Otra de las conversaciones agotadas, otra de las causas de la decadencia de la conversación es que el discurso del amor está estancado. La retórica amorosa de que disponemos no nos sirve de mucho: el amor cortés, el cortejo, el vuelo romántico, los discursos del matrimonio burgués y pequeño burgués no han sido renovados por el cine y la TV, de modo que nuestro desarrollo tecnológico hipertrofiado no corresponde a nuestras experiencias fragmentadas ni a unos discursos arcaicos dominados por la violencia. Es quizá la falta de un discurso sobre la amistad, la amistad amorosa, cristalice o no en una vida en pareja, la que corroe desde su raíz a la sociedad.


La amistad es por supuesto el espacio de la conversación en su más alto grado de intimidad e intensidad, pero también es cierto que se pueden tener buenas conversaciones con quienes no son nuestros amigos más íntimos y que incluso la intimidad puede llegar a ser un obstáculo para la libertad de la conversación. El Renacimiento y la Ilustración fueron momentos de gran conversación —y, añadiría yo, de libertad de costumbres. La conversación está, desde luego, asociada a las costumbres, a los valores y a los puntos de vista. Cambiar de conversación, iniciar una conversación equivale a inventar una nueva red de costumbres; una “tercera naturaleza” para superar la segunda que ya no nos sirve. Sócrates, Cristo, iniciaron ¿quién lo dudará? otras conversaciones. ¿Una conversación fresca, nueva, es revolucionaria? Parecería que sí. También adúltera. Es —eso lo saben los maridos eternos— relativamente sencillo iniciar una nueva conversación con una nueva mujer: una nueva novela, una saga, un romance. Pero es más difícil mantener viva la conversación con la esposa (o la hermana) y todavía más mantener una intimidad amistosa con un amor imposible, aunque los amantes, si son cuidadosos, saben conservar su lengua fresca mucho tiempo. La mayoría de las personas cambia de trabajo por razones de dinero o de poder y prestigio. Existen sin embargo algunos casos en que se cambia de trabajo (o de mujer) simplemente para cambiar, para seguir la conversación; para perseguirla.. Pero —como decía el peregrino irlandés—, si no podemos cambiar de país, cambiemos de conversación, aunque cambiar de país (de familia) sea ya hablar de otras cosas.

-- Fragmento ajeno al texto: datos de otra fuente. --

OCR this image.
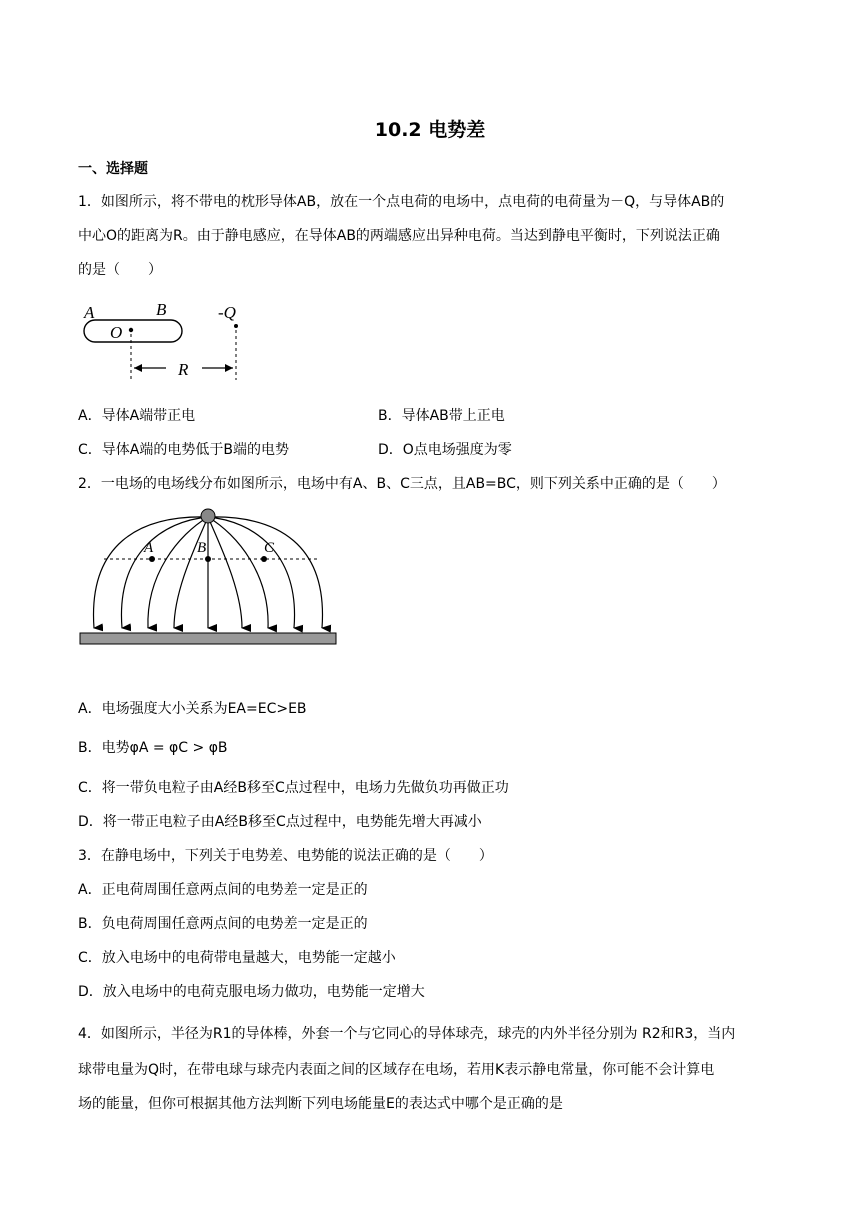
10.2 电势差
一、选择题
1．如图所示，将不带电的枕形导体AB，放在一个点电荷的电场中，点电荷的电荷量为－Q，与导体AB的
中心O的距离为R。由于静电感应，在导体AB的两端感应出异种电荷。当达到静电平衡时，下列说法正确
的是（　　）
A	B
O
-Q
R
A．导体A端带正电	B．导体AB带上正电
C．导体A端的电势低于B端的电势	D．O点电场强度为零
2．一电场的电场线分布如图所示，电场中有A、B、C三点，且AB=BC，则下列关系中正确的是（　　）
A	B	C
A．电场强度大小关系为EA=EC>EB
B．电势φA = φC > φB
C．将一带负电粒子由A经B移至C点过程中，电场力先做负功再做正功
D．将一带正电粒子由A经B移至C点过程中，电势能先增大再减小
3．在静电场中，下列关于电势差、电势能的说法正确的是（　　）
A．正电荷周围任意两点间的电势差一定是正的
B．负电荷周围任意两点间的电势差一定是正的
C．放入电场中的电荷带电量越大，电势能一定越小
D．放入电场中的电荷克服电场力做功，电势能一定增大
4．如图所示，半径为R1的导体棒，外套一个与它同心的导体球壳，球壳的内外半径分别为 R2和R3，当内
球带电量为Q时，在带电球与球壳内表面之间的区域存在电场，若用K表示静电常量，你可能不会计算电
场的能量，但你可根据其他方法判断下列电场能量E的表达式中哪个是正确的是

El mundo actual corre el riesgo de ser enormemente aburrido: de un lado, la especialización, la profesionalización, la transformación del ser humano en un instrumento de precisión incapaz de comunicarse con otras personas más primitivas que son o le parecen herramientas y que aparecen ante él como cifras, caricaturas. La globalización: el mundo se estrecha, ya no hay tierra incógnita, sólo Dios Abscóndito, un Dios que se oculta, un silencio que no otorga. El mundo como un gran hospital atendido por especialistas, y donde la frontera entre curandero, charlatán, sacerdote, político, todólogo y médico generalista se iría disolviendo. Las explosiones aventureras son substituidas por las implosiones de la clandestinidad y la trasgresión. La nueva Torre de Babel es horizontal y se llama Internet. Instrumento prodigioso de información, comunicación, dominio, conservación, piratería, confusión, guerra, guerrilla y desinformación, internet es el instrumento más refinado y amplio de la secularización. Casi parece natural que el colegio de sabios de la Torá, compuesto por los rabinos ultraortodoxos de Israel, denuncie que “el diablo se esconde en Internet”. La condena rabínica recuerda el anatema lanzado por la misma organización hace tres décadas contra la TV. El hecho de que internet y TV sean los dos brazos de una misma pinza enriquecería en principio la conversación. La experiencia nos lleva a ser escépticos, sobre su florecimiento superficial a la vista de la explosión de revistas y diarios que proveen conversación barata y desechable, envolturas mentales listas para ser habladas (prêt-à-parler) desechadas. Pero la conversación debe seguir. Las puertas están abiertas. Sólo hay que empujarlas.

[1] Theodore Zeldin: Conversation. How talk can change your life. Harvill Press, Londres, 1999.